Ryan took a fork and dug into the plate. The food was now thoroughly heated.

Once he had eaten he felt even more relaxed. He had thought it all out. He didn't waste time when it came to decisions. No point in moralising.

He wiped his lips.

The problem had assumed its proper proportions. It would cost him a bit in golden and silver handshakes, but it was worth it. He could probably get cheaper staff anyway, considering the huge volume of unemployment, and recoup his losses by the end of the year.

This way everybody gains something. Nobody lost.

He picked up the sheets of names and figures and began to study them closely.

CHAPTER TEN

That's how it was, thinks Ryan. A cop out, now he looked back, but a graceful cop out. No one got badly hurt. It could have been worse. It was the difference between a stupid approach and an intelligent approach to the same problem.

It had been the same when he had got the group out of that riot at the Patriot meeting. When had that been? January. Yes.

January 2000. The civilised world had been expecting the end.

There had been all the usual sort of apocalyptic stuff which Ryan had dismissed as a symptom of radical social change. He had not been able to believe then that things were going to get worse. There had been penitential marches through the streets. Even scourgings, public confessions.

And January had been the month of that oddball move to close the camps for foreigners. The camps had been decently maintained.

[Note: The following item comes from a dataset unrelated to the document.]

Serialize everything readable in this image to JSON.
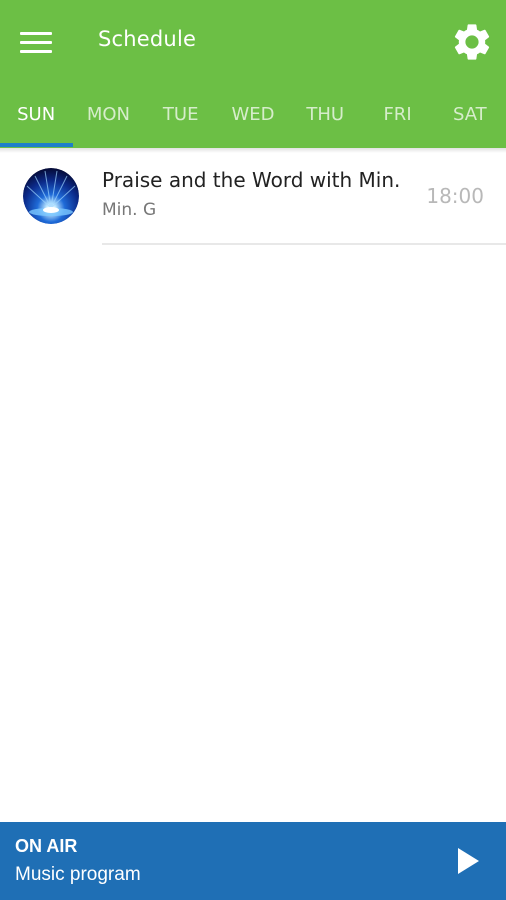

The people lived as well as anyone outside the camps—perhaps better in certain circumstances. It had also been the month when the Patriots had tried to open the camps up to more people—to a more sinister, less identifiable group.

Ryan remembers the crowd in Trafalgar Square. A crowd fifty thousand strong, covering the square, pushed up the steps of the National Gallery and St Martin's, pushed inside the Gallery and the Church, right up against the altar. The crowd had blocked the streets all around. It was horrifying. Disgusting. People like rats in a box.

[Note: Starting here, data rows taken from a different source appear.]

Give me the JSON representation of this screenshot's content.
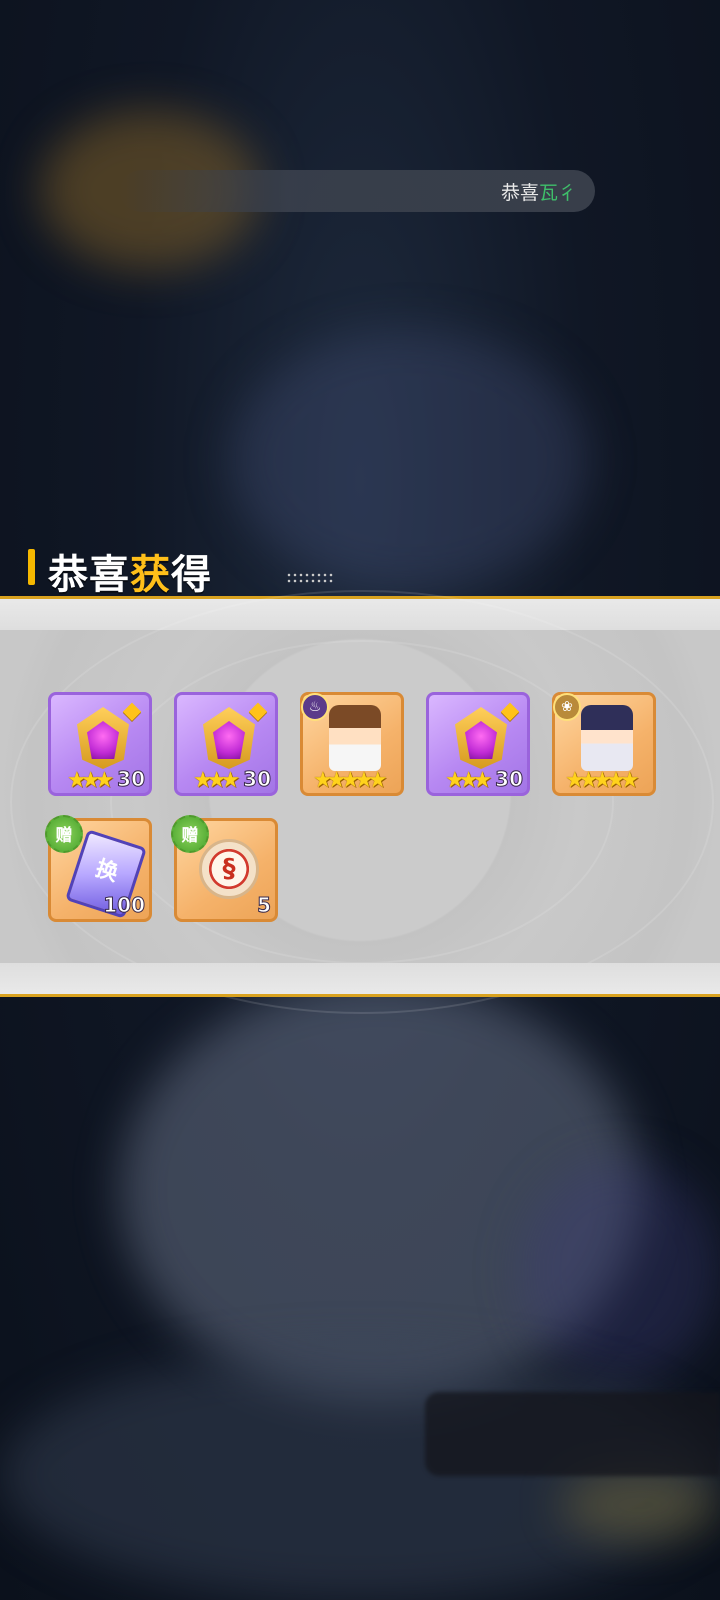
{
  "marquee": {
    "prefix": "恭喜",
    "highlight": "瓦彳"
  },
  "title": {
    "part1": "恭喜",
    "part2": "获",
    "part3": "得"
  },
  "rewards": [
    {
      "type": "gem",
      "frame": "purple",
      "count": "30",
      "stars": "★★★",
      "tag": "gem-corner-icon"
    },
    {
      "type": "gem",
      "frame": "purple",
      "count": "30",
      "stars": "★★★",
      "tag": "gem-corner-icon"
    },
    {
      "type": "hero",
      "frame": "orange",
      "stars": "★★★★★",
      "badge": "♨"
    },
    {
      "type": "gem",
      "frame": "purple",
      "count": "30",
      "stars": "★★★",
      "tag": "gem-corner-icon"
    },
    {
      "type": "hero",
      "frame": "orange",
      "stars": "★★★★★",
      "badge": "❀"
    },
    {
      "type": "ticket",
      "frame": "orange",
      "count": "100",
      "gift_label": "赠",
      "glyph": "换"
    },
    {
      "type": "token",
      "frame": "orange",
      "count": "5",
      "gift_label": "赠",
      "glyph": "§"
    }
  ],
  "colors": {
    "accent_gold": "#f5b800",
    "highlight_green": "#3fbf6a",
    "purple_frame": "#9a63dc",
    "orange_frame": "#d98a35"
  }
}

Even now Ryan feels sick, remembering how he felt then.

He and the group had gone along, but they were now regretting it.

Whenever the crowd got too noisy or violent the troops fired over their heads.

It had been snowing. The searchlights played over the plinth where the leading Patriots stood and they flashed over the heads of the crowd, picked up large flakes of snow as they drifted down on the dense mass of people.

The Patriot leaders, collars of their dark coats turned up, stood in the snow looking over the crowd. And as they spoke their voices were enormously amplified. Deafeningly amplified; reaching all the way up the Mall to where Queen Anne sat in her lonely room, hearing the words on TV and from the meeting itself a quarter of a mile away; reaching all the way down Whitehall to Parliament itself.

Parliament. That discredited institution.

They are turning on each other now, thought Ryan, looking at the faces of the Patriots. There were signs of dissension there if he wasn't mistaken. There would be a split soon.

But meanwhile there were the usual speeches, coming distorted into the mind partly because of the amplification system, partly because of the wind, partly because of the usual ungraspable political cliches the speakers used.

The snow kept falling on the upturned faces of the crowd—an orderly crowd of responsible people. There were few interrupters.

The presence of the troops and the paid Patriot Guards made sure of that.

Colin Beesley, Patriot leader and Member of Parliament, stood up to speak.